Mecanismos neurales, hormonales y genéticos están involucrados en modular nuestra conducta social. Transformarnos en adultos no significa volvernos autónomos y solitarios, sino, por el contrario, depender de otros y que otros puedan depender de uno. Nuestra supervivencia depende, en gran medida, de un funcionamiento social efectivo. Las habilidades sociales facilitan nuestro sustento y protección. Si queremos entender a los seres humanos, la comprensión de las capacidades relacionadas con la sociabilidad cobra un rol fundamental.
De hecho, el dolor de sentirse solo y aislado de los que están alrededor funciona como un alerta del sistema biológico frente a una amenaza o potencial daño al cuerpo social, del mismo modo que cuando detecta dolor físico, hambre o sed y se disparan conductas claves para asegurar respuestas que nos permiten la supervivencia. Debemos comprender que sentirse aislado es un factor de morbilidad y mortalidad más importante que la obesidad y el alcoholismo. El aislamiento afecta la calidad del sueño y aumenta los síntomas depresivos y los niveles matinales de cortisol (la hormona del estrés). Aunque esta condición de sociabilidad se extiende a animales no humanos.

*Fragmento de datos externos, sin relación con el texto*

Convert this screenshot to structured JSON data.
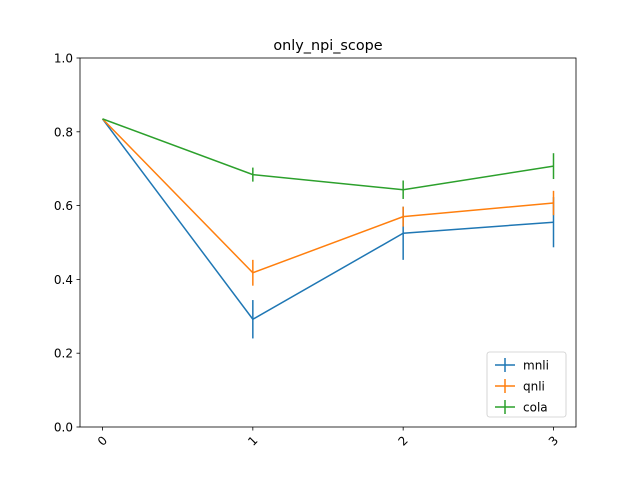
{
  "chart_data": {
    "type": "line",
    "title": "only_npi_scope",
    "xlabel": "",
    "ylabel": "",
    "x": [
      0,
      1,
      2,
      3
    ],
    "x_tick_labels": [
      "0",
      "1",
      "2",
      "3"
    ],
    "ylim": [
      0.0,
      1.0
    ],
    "y_ticks": [
      0.0,
      0.2,
      0.4,
      0.6,
      0.8,
      1.0
    ],
    "y_tick_labels": [
      "0.0",
      "0.2",
      "0.4",
      "0.6",
      "0.8",
      "1.0"
    ],
    "grid": false,
    "legend_position": "lower-right",
    "series": [
      {
        "name": "mnli",
        "color": "#1f77b4",
        "values": [
          0.835,
          0.292,
          0.525,
          0.555
        ],
        "errors": [
          0.0,
          0.052,
          0.072,
          0.068
        ]
      },
      {
        "name": "qnli",
        "color": "#ff7f0e",
        "values": [
          0.835,
          0.418,
          0.57,
          0.607
        ],
        "errors": [
          0.0,
          0.035,
          0.027,
          0.033
        ]
      },
      {
        "name": "cola",
        "color": "#2ca02c",
        "values": [
          0.835,
          0.684,
          0.643,
          0.707
        ],
        "errors": [
          0.0,
          0.019,
          0.025,
          0.035
        ]
      }
    ]
  }
}
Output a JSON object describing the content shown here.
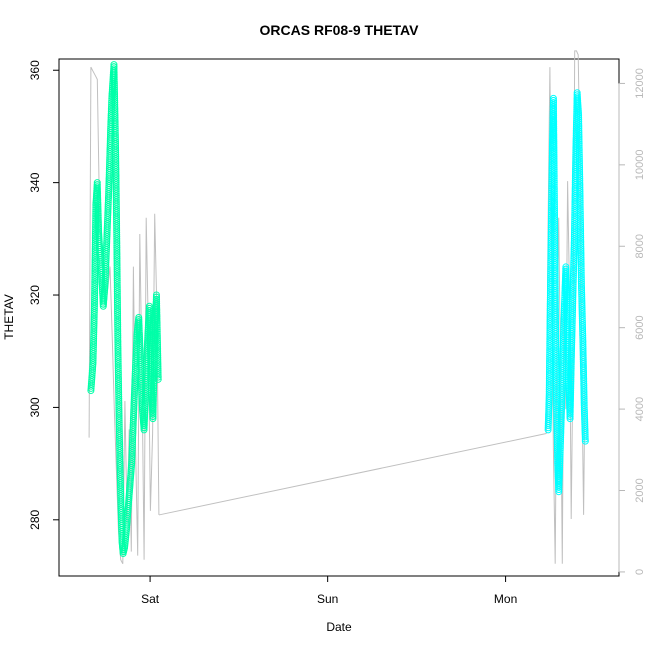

Por lo general, escuchamos a la gente comentar que tiene dolor físico, hambre o sed, pero es más difícil escuchar que en verdad se sienten solos. Porque el sentimiento de soledad representa una marca negativa en la actualidad. Cuando uno se siente solo, es importante reconocer la situación y entender el efecto perjudicial que produce en nuestro cerebro, cuerpo y conducta. Nuestros cerebros, cuando se sienten solos o aislados, responden con un mecanismo de autopreservación. Un estudio de neuroimágenes mostró que los cerebros de personas aisladas activaban más las áreas de atención ante imágenes negativas socialmente; mientras que se reducía la actividad en las áreas involucradas en el control de la atención que se necesita para ponerse uno en el lugar del otro, en tomar la perspectiva de otra persona. Por su parte, es necesario insistir que la diferencia no la hace la cantidad de personas con las que se rodea, sino la calidad del tiempo compartido con amigos y familia, una pareja confiable o sentirse parte de algo más grande que uno mismo (conectividad colectiva).(...)
Existen teorías que sostienen que el tamaño del cerebro se relaciona mayormente con el alcance del contacto social en cada especie. A partir de esto, muchos se han preguntado si la complejidad de nuestro cerebro no se debe justamente a la complejidad social de nuestra especie. Otros investigadores postulan que el desarrollo de la capacidad de manipular a los demás (o el engaño táctico) fue crucial para la evolución de nuestro cerebro.
La cognición social incluye diversos procesos cognitivos, tales como la “teoría de la mente”, la empatía, el reconocimiento de expresiones faciales, el procesamiento de emociones, el juicio moral y la toma de decisiones. Dado que la conducta social tiene demandas únicas, se tiende a pensar que posee sistemas cerebrales especializados. La conducta social requiere de una identificación muy rápida de los estímulos y signos sociales (tales como el reconocimiento de las personas y su disposición hacia nosotros), una importante y necesaria integridad de la memoria (para recordar quién es amigo y quién no lo es en base a nuestra experiencia), una rápida anticipación de la conducta de los otros, y la generación de múltiples evaluaciones comparativas. Por otro lado, los desafíos cognitivos requeridos para la interacción social parecen ser diferentes de aquellos requeridos para los objetos (no humanos). La cognición social se relaciona con el resto de las capacidades cognitivas con el objetivo último de guiar nuestra vida en sociedad, con estrategias a veces involuntarias y automáticas y muchas veces debajo de los niveles de nuestra conciencia.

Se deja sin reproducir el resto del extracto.